Here is a much simpler Neural network based solution t~~hat beats the top result on a validation set carved from the original dataset. and should not take more than 3 hours to run and few minutes to code~~.

Code for the model as implemented in Keras

movie_count = 17771 user_count = 2649430 model_left = Sequential() model_left.add(Embedding(movie_count, 60, input_length=1)) model_right = Sequential() model_right.add(Embedding(user_count, 20, input_length=1)) model = Sequential() model.add(Merge([model_left, model_right], mode='concat')) model.add(Flatten()) model.add(Dense(64)) model.add(Activation('sigmoid')) model.add(Dense(64)) model.add(Activation('sigmoid')) model.add(Dense(64)) model.add(Activation('sigmoid')) model.add(Dense(1)) model.compile(loss='mean_squared_error', optimizer='adadelta')

In short there are 2 embeddings a 60 dimensional embedding for movies and a 20 dimensional embedding for each of the users. The embeddings are concatenated to form a single 80 dimensional input vector.

The Embedding layer in Keras provides a mapping from an integer to a vector of specified length initialized randomly. For instance this code

model_left.add(Embedding(movie_count, 60, input_length=1))

initializes a matrix of dimensions movie_count x 60 ( 17771 x 60) randomly. Similarly for users, a matrix of dimensions ( 2649430 x 20) is initialized. During training phase, the vector for each user and movie is updated so as to reduce the error. Ultimately at the end of training all users with similar interests should move closer and similar movies should move closer in their respective embedding space.

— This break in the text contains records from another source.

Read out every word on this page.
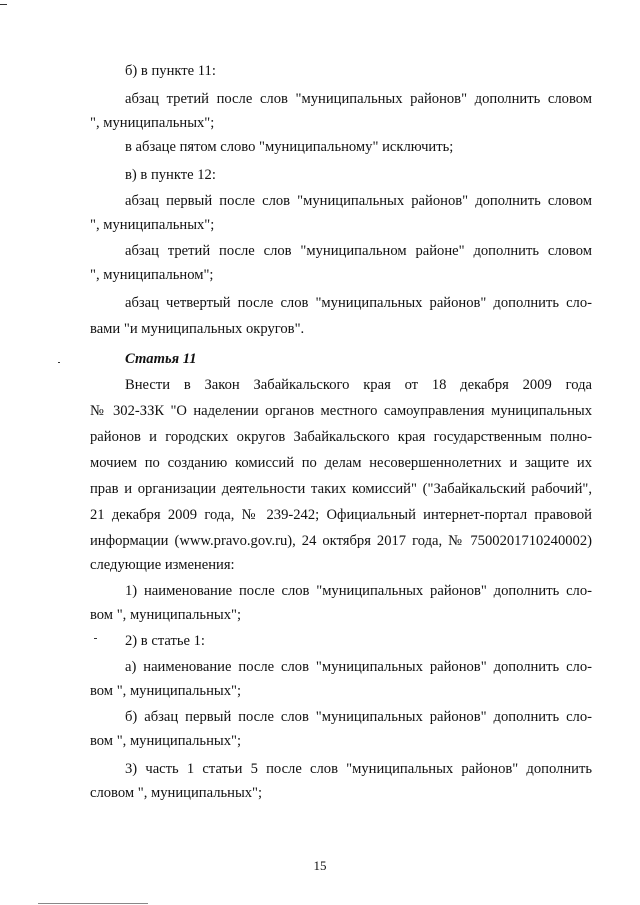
б) в пункте 11:
абзац третий после слов "муниципальных районов" дополнить словом
", муниципальных";
в абзаце пятом слово "муниципальному" исключить;
в) в пункте 12:
абзац первый после слов "муниципальных районов" дополнить словом
", муниципальных";
абзац третий после слов "муниципальном районе" дополнить словом
", муниципальном";
абзац четвертый после слов "муниципальных районов" дополнить сло-
вами "и муниципальных округов".
Статья 11
Внести в Закон Забайкальского края от 18 декабря 2009 года
№ 302-ЗЗК "О наделении органов местного самоуправления муниципальных
районов и городских округов Забайкальского края государственным полно-
мочием по созданию комиссий по делам несовершеннолетних и защите их
прав и организации деятельности таких комиссий" ("Забайкальский рабочий",
21 декабря 2009 года, № 239-242; Официальный интернет-портал правовой
информации (www.pravo.gov.ru), 24 октября 2017 года, № 7500201710240002)
следующие изменения:
1) наименование после слов "муниципальных районов" дополнить сло-
вом ", муниципальных";
2) в статье 1:
а) наименование после слов "муниципальных районов" дополнить сло-
вом ", муниципальных";
б) абзац первый после слов "муниципальных районов" дополнить сло-
вом ", муниципальных";
3) часть 1 статьи 5 после слов "муниципальных районов" дополнить
словом ", муниципальных";
15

The network learns a mapping between this embedding vector and the rating. The model is fit as:

model.fit([tr[:,0].reshape((L,1)), tr[:,1].reshape((L,1))], tr[:,2].reshape((L,1)), batch_size=24000, nb_epoch=42, validation_data=([ ts[:,0].reshape((M,1)), ts[:,0].reshape((M,1))], ts[:,2].reshape((M,1))))

In the above code, tr is the training data, which are triples of movie_id, user_id, rating. L is 90432456 and M is 10048051, (around 90%, 10%) split for training and validation data. Another thing to note is that the data set is randomly shuffled before split and the training is done on the random set.

After about 40 epochs you should see the validation error around: 0.7006 or a root mean squared error of 0.837. ~~This is around 2% better than the million dollar prize winning error rate of 0.8553.~~

Epoch 39/64 90432456/90432456 [==============================] - 1183s - loss: 0.6475 - val_loss: 0.7006

This model does not consider the time of rating date. The results can probably improved by using all available data.

Its easy to get 0.85x scores on a random subset.

Try to validate your model on the original NetflixPrize probe set and report the RMSE again 🙂

It will be 0.9xx I guess.

I’d be a bit skeptical here as well. Deep layered models were tested during that contest w.r.t the RBMs with as I recall very little to no success. The probe data set, and the contest test set used a fixed number of predictions per customer which is different than a random selection from the entire training set which would skew towards customers with more ratings and therefore lower model error.

Thanks Michael, Aron, You are probably right. I am currently running the training on the all training set (but probe) and validating on the probe set. I will post the results as soon as I have it.

Yes, please do post. I’m curious to see the results as well.

Michael was right, on the exact same model, the validation error rate is 0.9357. I will update the post. I am also tuning the model and adding the time factor. I will post back if I can get the score above 0.9

Could you add a link to the dataset?

Here is a link to the dataset http://academictorrents.com/details/9b13183dc4d60676b773c9e2cd6de5e5542cee9a

Curious if you have the code to process the data-set into tr, somewhere?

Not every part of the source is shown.